荚蒾惊呼道,“这……这是一名拒亡者。”
希里安走近了过来,摇摇头道,“他算不上真正的拒亡者,仅仅是一名效忠于永恒命途的混沌信徒罢了。”
当新鲜的血液从躯体内流尽,此时溢出的,是一股股粘稠、恶臭的污血,衰败的气息扑面而来。
“信仰不同恶孽命途的混沌信徒们,其身体呈现的混沌化、携带的混沌威能,都有着较为明显的特化。”
希里安以极为专业的口吻道。
“例如,菌母的混沌信徒们,体内往往寄生着大量的菌植,永恒命途的信仰者们,则会将拒亡者的血液注入体内,让其污染自身,沾染上永恒之力,获得一定的不死性质。”
当漆黑的污血流尽之时,看门人的生命也走向了终点,瞳孔变得涣散,直到彻底失去了光亮。
“情况比我想象的要糟糕,就连看门人都成了混沌信徒,鬼知道这里面会是一副什么模样。”
希里安越过尸体,严厉的言语里,掺杂着反常的兴奋感。
“但没关系,天亮之前,我们应该能打扫干净。”
罗南不做反对,依旧坚定地跟在身后,加文则在尸体旁驻足了片刻。
他也学着希里安的模样,嗅了嗅空气,可除了弥漫的血腥味与陈旧的灰土外,什么也没闻到。
扪心自问,加文认为自己也是一名猎杀拒亡者的好手,可今夜发生的一切都在超越自己原本的认知。
无需追踪线索,也不必针对拒亡者的特点,进行详细的筛查。
希里安简直像是有一双看穿事物的眼瞳般,任何潜在的混沌威胁,都逃脱不了他的注视,哪怕是看门人这种,仅仅是具备污血的混沌信徒。
无人解答这一系列的疑问。
但加文多少理解了,为何圣仆、默瑟都对希里安如此信任,任由他在今夜掀起如此之大的行动。

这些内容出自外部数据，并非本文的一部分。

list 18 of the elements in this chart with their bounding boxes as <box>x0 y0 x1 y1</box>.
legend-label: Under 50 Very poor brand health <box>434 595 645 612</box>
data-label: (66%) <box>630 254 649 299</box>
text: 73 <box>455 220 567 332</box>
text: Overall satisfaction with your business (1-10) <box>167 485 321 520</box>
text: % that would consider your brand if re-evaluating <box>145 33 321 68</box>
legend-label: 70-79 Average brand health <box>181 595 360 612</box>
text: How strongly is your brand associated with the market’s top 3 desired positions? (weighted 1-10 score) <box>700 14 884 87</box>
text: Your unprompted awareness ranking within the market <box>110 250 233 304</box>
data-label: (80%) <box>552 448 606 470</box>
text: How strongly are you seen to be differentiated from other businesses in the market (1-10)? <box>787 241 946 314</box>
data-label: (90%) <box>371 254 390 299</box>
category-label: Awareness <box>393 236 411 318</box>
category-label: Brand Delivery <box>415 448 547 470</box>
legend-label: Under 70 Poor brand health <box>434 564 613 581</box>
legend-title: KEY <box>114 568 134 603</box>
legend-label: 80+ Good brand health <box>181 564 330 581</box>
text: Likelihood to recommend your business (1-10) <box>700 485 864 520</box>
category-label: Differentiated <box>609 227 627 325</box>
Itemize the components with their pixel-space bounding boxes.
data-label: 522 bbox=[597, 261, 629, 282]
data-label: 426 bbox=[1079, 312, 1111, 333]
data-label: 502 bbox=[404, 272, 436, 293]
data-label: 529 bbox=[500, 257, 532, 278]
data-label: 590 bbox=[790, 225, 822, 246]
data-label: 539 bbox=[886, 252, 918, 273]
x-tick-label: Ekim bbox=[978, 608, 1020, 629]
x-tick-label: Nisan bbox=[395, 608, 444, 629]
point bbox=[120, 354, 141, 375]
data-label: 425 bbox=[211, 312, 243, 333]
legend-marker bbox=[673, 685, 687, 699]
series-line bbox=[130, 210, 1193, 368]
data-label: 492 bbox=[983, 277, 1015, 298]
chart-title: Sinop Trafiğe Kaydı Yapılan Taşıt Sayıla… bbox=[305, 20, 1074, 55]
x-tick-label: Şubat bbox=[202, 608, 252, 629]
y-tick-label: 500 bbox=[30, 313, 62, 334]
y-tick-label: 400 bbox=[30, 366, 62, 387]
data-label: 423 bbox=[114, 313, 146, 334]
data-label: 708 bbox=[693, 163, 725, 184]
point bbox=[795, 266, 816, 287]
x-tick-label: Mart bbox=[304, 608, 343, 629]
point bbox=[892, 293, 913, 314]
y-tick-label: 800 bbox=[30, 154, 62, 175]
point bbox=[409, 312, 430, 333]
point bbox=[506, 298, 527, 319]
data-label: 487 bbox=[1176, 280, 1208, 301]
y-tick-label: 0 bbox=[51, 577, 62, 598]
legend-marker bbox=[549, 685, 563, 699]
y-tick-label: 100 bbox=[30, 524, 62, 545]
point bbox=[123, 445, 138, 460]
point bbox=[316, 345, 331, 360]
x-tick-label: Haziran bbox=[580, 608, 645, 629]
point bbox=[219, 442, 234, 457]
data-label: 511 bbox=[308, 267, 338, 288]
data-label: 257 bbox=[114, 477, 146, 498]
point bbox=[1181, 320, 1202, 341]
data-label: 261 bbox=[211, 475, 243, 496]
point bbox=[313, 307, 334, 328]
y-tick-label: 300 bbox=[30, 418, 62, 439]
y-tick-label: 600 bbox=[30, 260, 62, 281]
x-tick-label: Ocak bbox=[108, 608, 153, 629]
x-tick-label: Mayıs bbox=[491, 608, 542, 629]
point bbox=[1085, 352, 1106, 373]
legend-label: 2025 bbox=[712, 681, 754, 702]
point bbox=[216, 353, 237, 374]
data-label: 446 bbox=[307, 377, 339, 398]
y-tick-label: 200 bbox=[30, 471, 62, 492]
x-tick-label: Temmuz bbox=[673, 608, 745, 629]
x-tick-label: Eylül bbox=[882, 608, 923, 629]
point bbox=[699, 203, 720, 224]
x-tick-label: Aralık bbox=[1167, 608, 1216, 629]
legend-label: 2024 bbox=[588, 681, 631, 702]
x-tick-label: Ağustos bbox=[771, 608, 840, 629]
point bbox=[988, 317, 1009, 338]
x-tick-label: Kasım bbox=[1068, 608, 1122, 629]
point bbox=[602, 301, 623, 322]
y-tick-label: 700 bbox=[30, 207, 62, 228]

凭借希里安这般敏锐的感知,也许,他真的有能力将拒亡者们从伤茧之城内彻底驱逐。
三人继续向前,荚蒾则停留在原地,忍不住大喊道。
“等一下,我们就这么直接进去吗?”
希里安回过头,不解道,“不然呢?”
“不是……可是……”
荚蒾语无伦次了起来,不断抱怨着。
“按照正常逻辑,我们不应该是无声潜入进去,确定目标后,再展开猛攻之类的吗?”
他已经努力将自己代入希里安的节奏里了,可还是有些跟不上。
“你没意识到一件事吗?”
希里安少有耐心地说道,“就连看门人都成了混沌信徒,你觉得这里面会好到哪里去呢?”
“更不要说……”
他仰起头,目光仿佛穿透了层层阻碍,抵达了那混乱的夜空。
“晚宴里发生的事情,还有大规模行动的开始,就算我们再怎么迅速,敌人们多少也收到了消息,这种情况下,你还想慢悠悠地进行调查?”
荚蒾被这番回答弄得哑口无言。
他没怎么参与过一线工作,更是少有生死搏杀,对上希里安这样的专业人士,完全没有什么反驳的余地,只好干巴巴地说道。
“好……好吧,你这么说,确实也有几分道理在的。”
“假的。”
“哈?”
荚蒾有些晕。
“刚刚都是骗你的,什么计划,我没有计划。”
希里安摇摇头,攥紧剑柄,将那锋芒从鞘中取出。
“我只是单纯闲太久了,手痒难耐,想直接杀了那么几个家伙,来为之后的欢乐铺垫一下。”
紧接着,他大声抱怨道。
“我已经当够了文明人了,是时候该回归野蛮了!”
语毕,锁刃剑凌空劈砍,交错出数道惨白的余光,随即,阻拦在希里安面前的厚重闸门,便应声崩裂,弥漫起大片的尘土。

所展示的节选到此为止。